Web Hosting Talk







View Full Version : Introducing .uk.co domains


GordonH
10-21-2001, 07:23 AM
The .uk.co domain is a privately owned domain registry set up as an alternative to .co.uk (which is now very short of good available names).

We are offering .uk.co domains at $14.95 for 2 years
Including:


10MB Web Space (no ads)
POP3 E-mail
Webmail
E-mail redirection


.uk.co domains work like any other domain name and can be delegated for use with any web hosting company at no additional charge.

Search for available domains at:
http://www.nameroute.com/

Other domains available with the same great package.

Gordon
Hostroute.com

Chicken
10-22-2001, 02:21 PM
A little reminder... please do not post 'under' another host's advertisement, rather feel free to start your own thread in this forum.

anto
10-23-2001, 10:34 AM
GordonH,

Where did you get uk.co?

I went to http://www.nic.co/ and I could not find
any information for registering myname.co?

BTW, how much is it?

TA.

anto.

GordonH
10-23-2001, 11:05 AM
http://www.uk.co

anto
10-23-2001, 07:09 PM
GordonH,

What I mean is, I'd like to register myname.co.
But at http://www.nic.co/ I could see any info on that.
On that website they just allow .com.co, .net.co etc.

Thanks.

GordonH
10-24-2001, 03:12 AM
OK
I looked into this a while ago and you need to be a Colombian Citizen.
There is a more complex application process (read: more money to change hands).
I had to transalate part of the web site to get to the bottom of it.

They are quite protective because they know you could make a great redirector or private domain registry from something like us.co.
I don't know how the uk.co people did it.

On a similar note, anyone can register .com.pa (panama) but we were recently asked to register one for someone with a business related to Pennsylvania.

There is a lot of inventive thinking going on these days with domain extensions.

Gordon

Arizona
10-27-2001, 05:12 AM
I hope you don't mind this expansion of the topic but you reminded me that I had better figure out my international domain needs soon.

If my new web portal (substantially different than existing web portals) at websitename.com is successful and I want to make the portal easily accessible to other English speaking countries (those outside the USA) or, e.g., people in Spanish-speaking countries, what should I do?
What are the advantages to putting a web site at URLs with different country domains?
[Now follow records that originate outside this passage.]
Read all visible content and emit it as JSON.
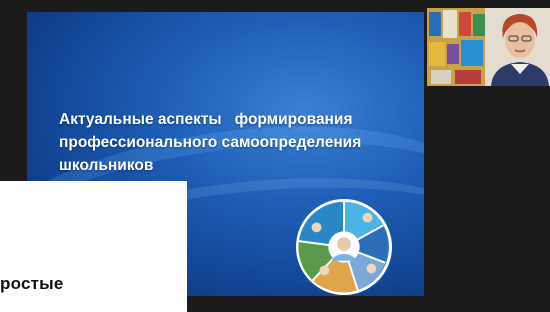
{
  "slide": {
    "title_line1": "Актуальные аспекты   формирования",
    "title_line2": "профессионального самоопределения",
    "title_line3": "школьников",
    "colors": {
      "background": "#1f5fb8",
      "title": "#ffffff"
    }
  },
  "webcam": {
    "icon": "person-video-icon"
  },
  "popup": {
    "text": "ростые"
  }
}
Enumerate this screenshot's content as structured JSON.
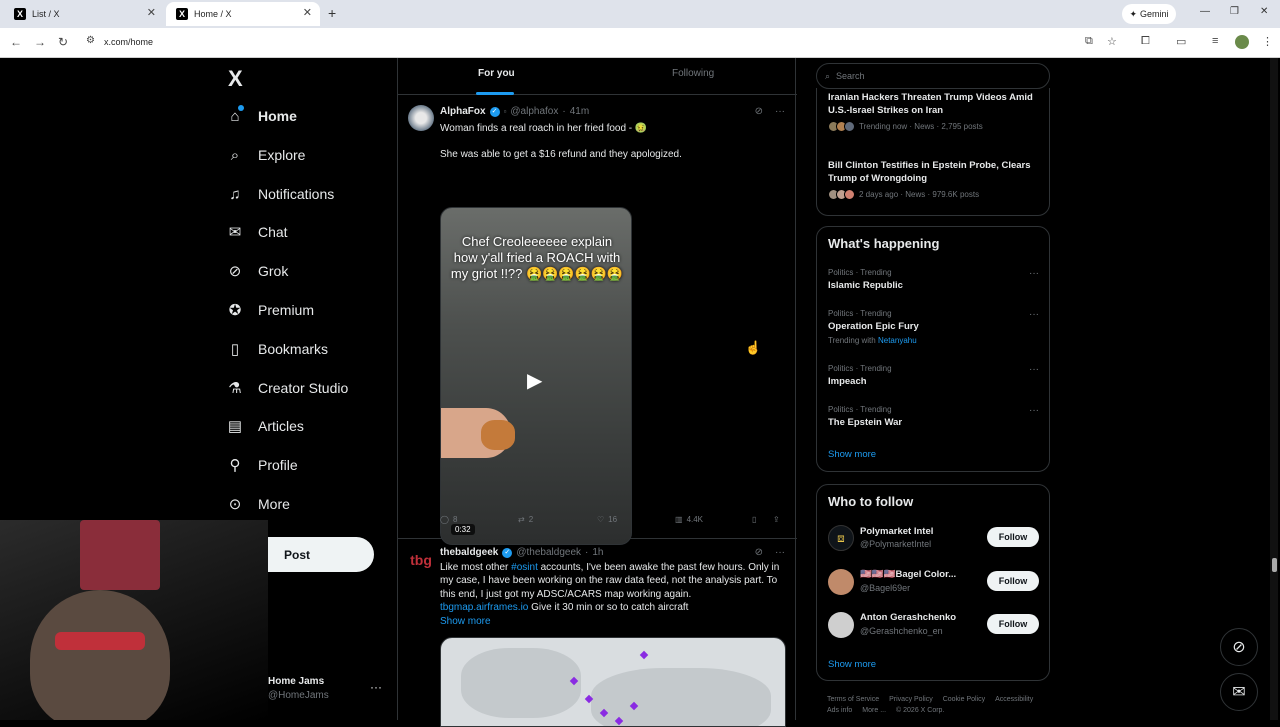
{
  "browser": {
    "tabs": [
      {
        "label": "List / X"
      },
      {
        "label": "Home / X"
      }
    ],
    "new_tab": "+",
    "gemini_label": "Gemini",
    "url": "x.com/home"
  },
  "nav": {
    "logo": "X",
    "items": [
      {
        "label": "Home",
        "icon": "home-icon"
      },
      {
        "label": "Explore",
        "icon": "search-icon"
      },
      {
        "label": "Notifications",
        "icon": "bell-icon"
      },
      {
        "label": "Chat",
        "icon": "mail-icon"
      },
      {
        "label": "Grok",
        "icon": "grok-icon"
      },
      {
        "label": "Premium",
        "icon": "verified-icon"
      },
      {
        "label": "Bookmarks",
        "icon": "bookmark-icon"
      },
      {
        "label": "Creator Studio",
        "icon": "flask-icon"
      },
      {
        "label": "Articles",
        "icon": "article-icon"
      },
      {
        "label": "Profile",
        "icon": "person-icon"
      },
      {
        "label": "More",
        "icon": "more-icon"
      }
    ],
    "post_label": "Post",
    "account_name": "Home Jams",
    "account_handle": "@HomeJams"
  },
  "feed": {
    "tabs": {
      "for_you": "For you",
      "following": "Following"
    },
    "tweet1": {
      "name": "AlphaFox",
      "handle": "@alphafox",
      "time": "41m",
      "text1": "Woman finds a real roach in her fried food - 🤢",
      "text2": "She was able to get a $16 refund and they apologized.",
      "video_caption": "Chef Creoleeeeee explain how y'all fried a ROACH with my griot !!?? 🤮🤮🤮🤮🤮🤮",
      "duration": "0:32",
      "replies": "8",
      "reposts": "2",
      "likes": "16",
      "views": "4.4K"
    },
    "tweet2": {
      "name": "thebaldgeek",
      "handle": "@thebaldgeek",
      "time": "1h",
      "text_before": "Like most other ",
      "hashtag": "#osint",
      "text_after": " accounts, I've been awake the past few hours. Only in my case, I have been working on the raw data feed, not the analysis part. To this end, I just got my ADSC/ACARS map working again.",
      "link": "tbgmap.airframes.io",
      "text_link_after": " Give it 30 min or so to catch aircraft",
      "show_more": "Show more"
    }
  },
  "sidebar": {
    "search_placeholder": "Search",
    "news": [
      {
        "title": "Iranian Hackers Threaten Trump Videos Amid U.S.-Israel Strikes on Iran",
        "meta": "Trending now · News · 2,795 posts"
      },
      {
        "title": "Bill Clinton Testifies in Epstein Probe, Clears Trump of Wrongdoing",
        "meta": "2 days ago · News · 979.6K posts"
      }
    ],
    "happening_title": "What's happening",
    "trends": [
      {
        "category": "Politics · Trending",
        "name": "Islamic Republic"
      },
      {
        "category": "Politics · Trending",
        "name": "Operation Epic Fury",
        "with_label": "Trending with",
        "with_link": "Netanyahu"
      },
      {
        "category": "Politics · Trending",
        "name": "Impeach"
      },
      {
        "category": "Politics · Trending",
        "name": "The Epstein War"
      }
    ],
    "show_more": "Show more",
    "wtf_title": "Who to follow",
    "wtf": [
      {
        "name": "Polymarket Intel",
        "handle": "@PolymarketIntel",
        "button": "Follow"
      },
      {
        "name": "🇺🇸🇺🇸🇺🇸Bagel Color...",
        "handle": "@Bagel69er",
        "button": "Follow"
      },
      {
        "name": "Anton Gerashchenko",
        "handle": "@Gerashchenko_en",
        "button": "Follow"
      }
    ],
    "wtf_show_more": "Show more",
    "footer": [
      "Terms of Service",
      "Privacy Policy",
      "Cookie Policy",
      "Accessibility",
      "Ads info",
      "More ...",
      "© 2026 X Corp."
    ]
  },
  "colors": {
    "accent": "#1d9bf0",
    "background": "#000000",
    "border": "#2f3336",
    "muted": "#71767b"
  }
}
Is it very important? If I make a Spanish version, would picking just one "Spanish" domain, e.g., Spain be satisfactory or would it be important to have a domain for every Spanish-speaking country (and every English-speaking country for the English version)? Wow, what a pain that would be!

Where would I go to learn about and purchase all of the different domains. I am already confused with just .uk.co and .co.uk; how would I know which one or two or?? domains to purchase for each language or country?

Thanks in adavance for any guidance you can provide.

GordonH
10-27-2001, 05:30 AM
Hello
There is very little advantage in having country versions of your main domain except when local search engines will only list sites with local extensions.

The official uk domains are .co.uk. .org.uk (with restricted ones like .net.uk and .ltd.uk)

We use hostroute.com for our US business and hostroute.co.uk for our uk business because the payment currencies are different.
I have been toying with .eu when it comes out and doing a multilingual french/german/spanish site with payment in Euros.

This is the only sort of reason I can see for having all the country extensions as having multiple sites is a real pain for updates.

We have even stopped buying fully qualified domain names and started issuing subdomains on our main domains for our own projects.